I love the challenge of a well-designed test, both the methodical ingenuity behind each question and the inexorable gauntlet of the test as a whole. I love the opportunity to compete against a potential pool of millions of test takers, past, present, and future. And, because I’ve always been good at most tests, I love to win… nailing a particularly tough test feels like a profound victory.
However, my personal reasons for appreciating oft-maligned assessments do not, in themselves, ennoble tests, any more than, say, a superfan’s all-consuming passion for baseball makes the sport any less boring for most of us to watch. High stakes, high-quality standardized tests instead deserve our affection and admiration because of how they ennoble us as individuals and a larger society.
Standardized tests are fair.
Most readings of human history lapse into a litany of calcified social stratification, gender discrimination, and racial oppression. The institutions and offices that served as gateways to opportunity have traditionally been barred to all but the elites. The SAT served as a response to an unfair admissions system, part of a movement of meritocratic values at educational institutions everywhere. Where once only the most refined social and educational pedigree could gain an applicant entrance to an Ivy League law school, those who ace the LSAT today can rise from the most humble beginnings and least competitive schools to the loftiest of legal institutions.
Standardized tests are inexpensive.
Standardized tests tailored specifically to clearly defined and measurable goals offer a highly cost-effective way to evaluate and assess large populations. Designing, administering, and scoring exams at a massive scale becomes far more efficient than bespoke testing, although anyone paying all the accumulated fees for SAT and ACT exams and score reports may not feel like they are getting a bargain. Furthermore, the uniform quality and significance of these scores pare down much of the costs associated with evaluating them, as any college admissions office working through a deluge of applications can attest. And even where test fees do add up, most major testing authorities work hard to expanding access to admissions testing. (Effectively preparing for certain tests, on the other hand, is rarely ever cheap.

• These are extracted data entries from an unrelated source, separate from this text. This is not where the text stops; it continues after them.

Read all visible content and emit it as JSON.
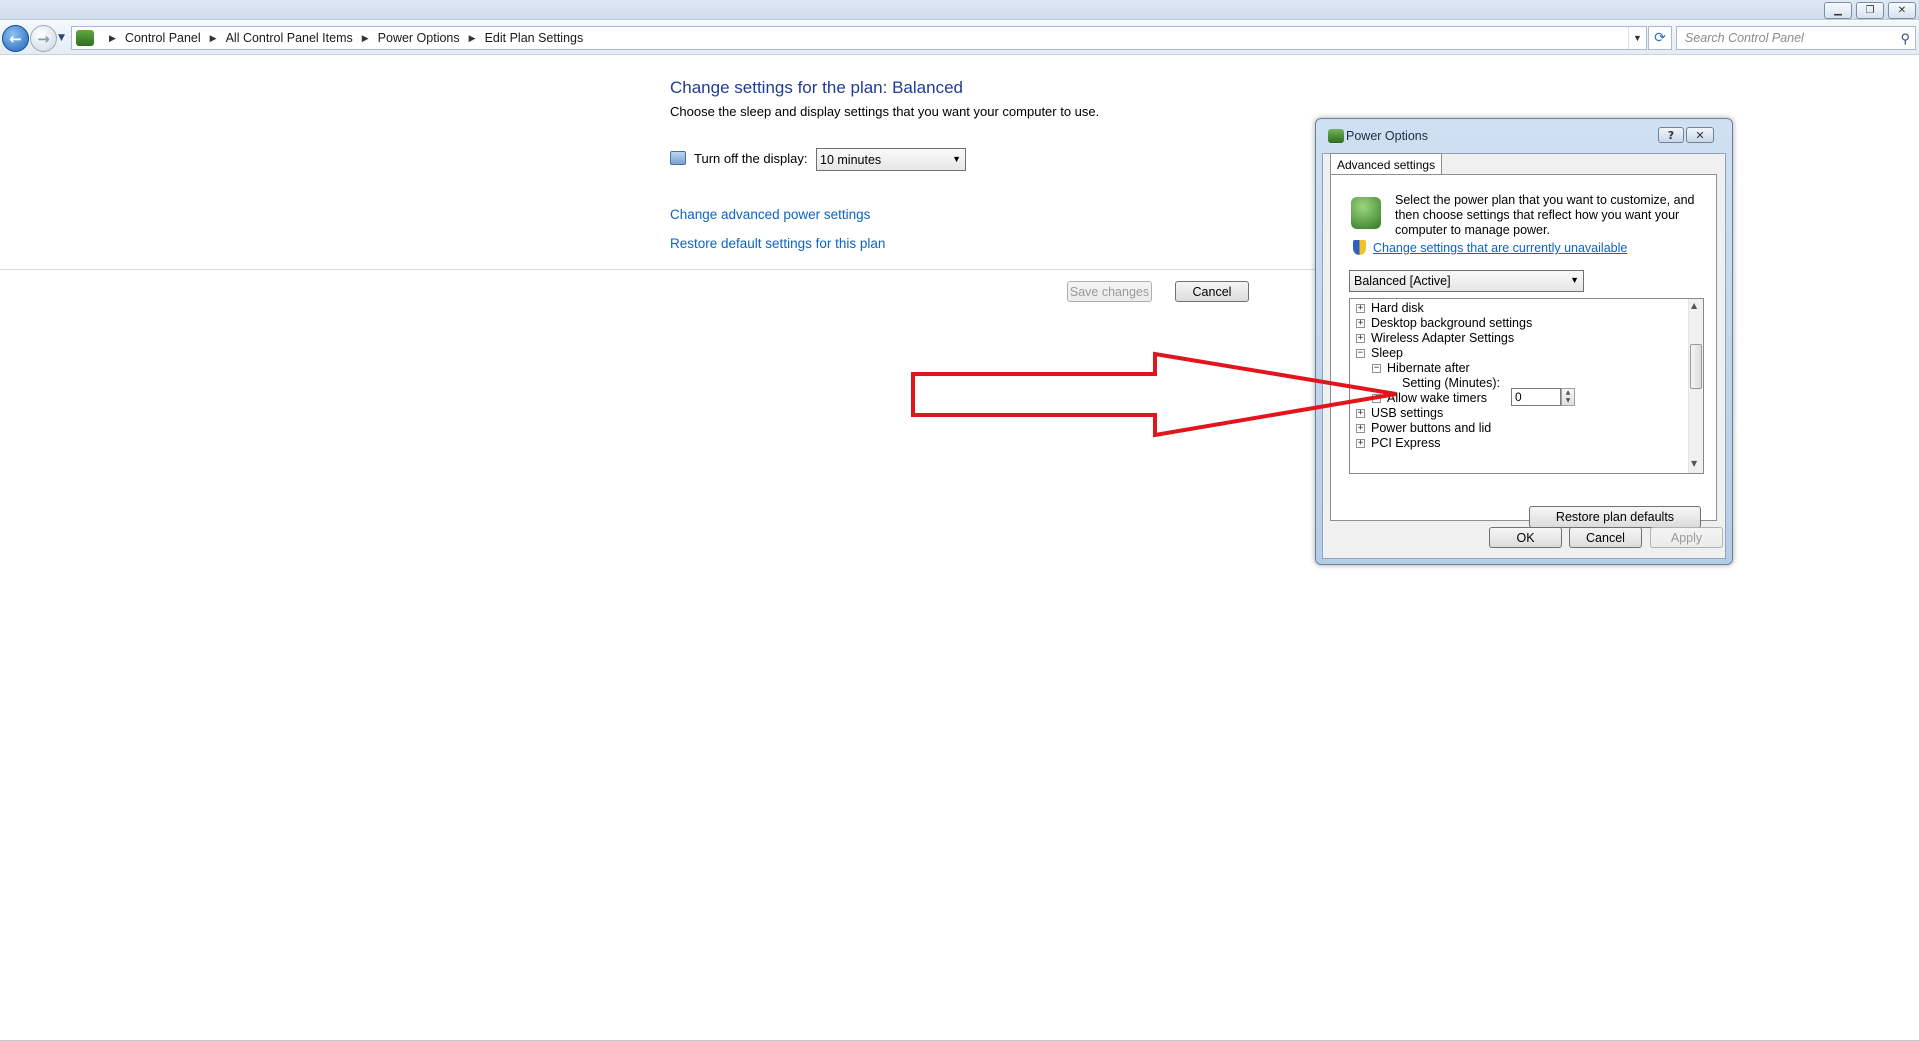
{
  "breadcrumb": {
    "items": [
      "Control Panel",
      "All Control Panel Items",
      "Power Options",
      "Edit Plan Settings"
    ]
  },
  "search": {
    "placeholder": "Search Control Panel"
  },
  "main": {
    "heading": "Change settings for the plan: Balanced",
    "subtitle": "Choose the sleep and display settings that you want your computer to use.",
    "display_label": "Turn off the display:",
    "display_value": "10 minutes",
    "advanced_link": "Change advanced power settings",
    "restore_link": "Restore default settings for this plan",
    "save_label": "Save changes",
    "cancel_label": "Cancel"
  },
  "dialog": {
    "title": "Power Options",
    "help": "?",
    "close": "✕",
    "tab": "Advanced settings",
    "description": "Select the power plan that you want to customize, and then choose settings that reflect how you want your computer to manage power.",
    "unavailable_link": "Change settings that are currently unavailable",
    "plan_value": "Balanced [Active]",
    "tree": [
      {
        "label": "Hard disk",
        "sign": "+"
      },
      {
        "label": "Desktop background settings",
        "sign": "+"
      },
      {
        "label": "Wireless Adapter Settings",
        "sign": "+"
      },
      {
        "label": "Sleep",
        "sign": "−"
      },
      {
        "label": "Hibernate after",
        "sign": "−"
      },
      {
        "label": "Setting (Minutes):",
        "sign": ""
      },
      {
        "label": "Allow wake timers",
        "sign": "+"
      },
      {
        "label": "USB settings",
        "sign": "+"
      },
      {
        "label": "Power buttons and lid",
        "sign": "+"
      },
      {
        "label": "PCI Express",
        "sign": "+"
      }
    ],
    "minutes_value": "0",
    "restore_label": "Restore plan defaults",
    "ok_label": "OK",
    "cancel_label": "Cancel",
    "apply_label": "Apply"
  },
  "colors": {
    "link": "#0b64c6",
    "heading": "#1f3b97",
    "arrow": "#e0161c"
  },
  "icons": [
    "back-arrow-icon",
    "forward-arrow-icon",
    "control-panel-icon",
    "refresh-icon",
    "search-icon",
    "display-icon",
    "power-plan-icon",
    "uac-shield-icon",
    "help-icon",
    "close-icon"
  ]
}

But those who dispute the fairness of standardized tests because of the self-evident link between wealth and achievement should ask yourselves, “What skill set or knowledge base that matters can’t be improved with large amounts of quality coaching?”)

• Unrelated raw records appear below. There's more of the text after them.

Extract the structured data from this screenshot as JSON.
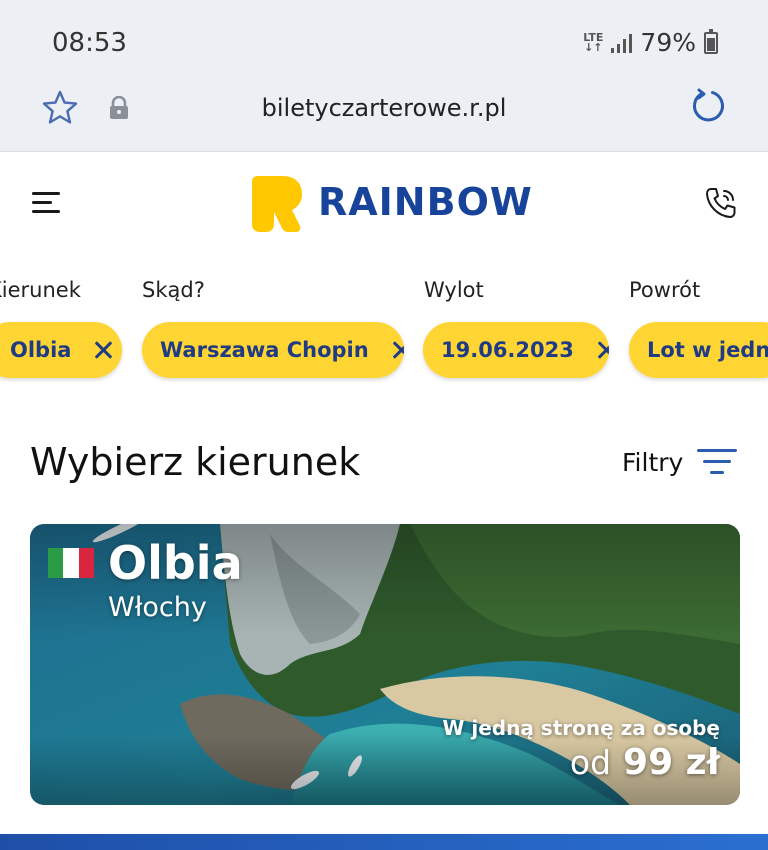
{
  "status_bar": {
    "time": "08:53",
    "network": "LTE",
    "battery": "79%"
  },
  "browser": {
    "url": "biletyczarterowe.r.pl",
    "icons": [
      "star-icon",
      "lock-icon",
      "reload-icon"
    ]
  },
  "header": {
    "brand": "RAINBOW",
    "brand_color": "#17449a",
    "logo_color": "#ffc800",
    "icons": [
      "menu-icon",
      "phone-icon"
    ]
  },
  "search": {
    "labels": {
      "destination": "Kierunek",
      "from": "Skąd?",
      "departure": "Wylot",
      "return": "Powrót"
    },
    "chips": {
      "destination": "Olbia",
      "from": "Warszawa Chopin",
      "departure": "19.06.2023",
      "return": "Lot w jedną"
    },
    "chip_color": "#ffd533"
  },
  "section": {
    "title": "Wybierz kierunek",
    "filters_label": "Filtry"
  },
  "destination_card": {
    "city": "Olbia",
    "country": "Włochy",
    "flag": [
      "#2c9b46",
      "#ffffff",
      "#d7263d"
    ],
    "price_note": "W jedną stronę za osobę",
    "price_prefix": "od",
    "price": "99 zł"
  }
}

Standardized tests are educational.
Truly excellent tests align so closely with the skills and knowledge required to prove necessary proficiency that simply preparing for these tests makes a person better in important areas. The process of earning a driver’s license in most states, for example, requires both written and road tests. Study for the written knowledge test depends on careful review of a state’s driver’s manual, so that anyone who passes that exam should possess a pretty strong grasp of the rules of the road. Preparation for the road test demands a similar commitment to learning to safely operate a vehicle. Visionary test makers influence instruction through careful design.
A well-designed standardized test is a many-splendored thing indeed, a valid, reliable, and fair gift that most recipients fail to appreciate. The best challenges in life demand everything we have to offer and make us better as a result. The tests I love can do that and more. Sure, the world is rife with horrible tests–poorly designed, unfairly implemented, and useless for everyone involved–but that just makes the good ones matter more. Think about it. Perhaps, one day, you too can open your heart to the truly great tests.
(This Valentine was first written in 2018, but my love for tests still burns as brightly as ever!)